1.2.1 DataStream API
DataStream API 的StreamExecutionEnvironment 用builder模式构建pipeline,pipeline可能包含很多分支,同时其分支可能不以sink收尾。而StreamExecutionEnvironment 缓存所有分支直到该job提交。
StreamExecutionEnvironment.execute()提交整个pipeline同时清楚缓存的pipeline。简而言之,DataStream API程序最终以DataStream.execute()收尾提交程序,或者DataStream.executeAndCollect()(将结果发送到本地客户端)收尾。
1.2.2 Table API
在Table API中,分支pipelines必须在StatementSet对象中声明一个最终的sink,即,其不像DataStream API 程序,最终一个通用的execute()方法,将正整个程序包含其各分支提交集群运行,而是每一个source-to-sink 的pipiline都需要提供execute()方法。
// execute with explicit sink
tableEnv.from("InputTable").executeInsert("OutputTable")
tableEnv.executeSql("INSERT INTO OutputTable SELECT * FROM InputTable")
tableEnv.createStatementSet()
.addInsert("OutputTable", tableEnv.from("InputTable"))
.addInsert("OutputTable2", tableEnv.from("InputTable"))
.execute()
tableEnv.createStatementSet()
.addInsertSql("INSERT INTO OutputTable SELECT * FROM InputTable")
.addInsertSql("INSERT INTO OutputTable2 SELECT * FROM InputTable")
.execute()
// execute with implicit local sink
tableEnv.from("InputTable").execute().print()
tableEnv.executeSql("SELECT * FROM InputTable").print()
混用两种API,每次调用StreamTableEnvironment.toDataStream 或 StreamTableEnvironment.toChangelogStream 将会编译Table API子pipeline然后将其合并入DataStream API 的管道builder。这意味着 StreamExecutionEnvironment.execute() 或 DataStream.executeAndCollect 最终被调用才会将程序提交集群运行。
// (1)
// 将表对象转换成流并打印,当执行到此,而未执行env.execute()就不会真正提交该分支到集群运行
// adds a branch with a printing sink to the StreamExecutionEnvironment
tableEnv.toDataStream(table).print()
// (2)
// 使用Table API 编写端到端的数据流管道,只要执行到此,便真正的在集群中运行该分支
// executes a Table API end-to-end pipeline as a Flink job and prints locally,
// thus (1) has still not been executed
table.execute().print()
// 最终 将(1)定义的流管道提交集群并运行,而此时(2)已经在运行了
// executes the DataStream API pipeline with the sink defined in (1) as a
// Flink job, (2) was already running before
env.execute()
2. 批运行时模式
对于有界批数据和无界流,Table API & SQL planner分别提供专门的优化规则和运行时算子,目前运行时模式不能自动的由数据源获得,因此必须显式设定或由StreamExecutionEnvironment实例化StreamTableEnvironment而采用StreamExecutionEnvironment的设定。
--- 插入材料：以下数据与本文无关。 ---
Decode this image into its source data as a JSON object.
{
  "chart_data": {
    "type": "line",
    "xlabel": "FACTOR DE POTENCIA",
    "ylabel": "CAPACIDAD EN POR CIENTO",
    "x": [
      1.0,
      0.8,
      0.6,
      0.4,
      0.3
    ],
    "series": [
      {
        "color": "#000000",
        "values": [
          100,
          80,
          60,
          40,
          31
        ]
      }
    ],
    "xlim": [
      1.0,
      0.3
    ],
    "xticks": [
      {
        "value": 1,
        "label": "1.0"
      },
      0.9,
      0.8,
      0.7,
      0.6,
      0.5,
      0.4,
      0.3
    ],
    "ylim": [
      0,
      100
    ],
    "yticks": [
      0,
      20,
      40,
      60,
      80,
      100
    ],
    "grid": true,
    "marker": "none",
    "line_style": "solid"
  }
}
import org.apache.flink.api.common.RuntimeExecutionMode
import org.apache.flink.streaming.api.scala.StreamExecutionEnvironment
import org.apache.flink.table.api.bridge.scala.StreamTableEnvironment
import org.apache.flink.table.api.EnvironmentSettings
// adopt mode from StreamExecutionEnvironment
val env = StreamExecutionEnvironment.getExecutionEnvironment
env.setRuntimeMode(RuntimeExecutionMode.BATCH)
val tableEnv = StreamTableEnvironment.create(env)
// or
// set mode explicitly for StreamTableEnvironment
val env = StreamExecutionEnvironment.getExecutionEnvironment
val tableEnv = StreamTableEnvironment.create(env, EnvironmentSettings.inBatchMode)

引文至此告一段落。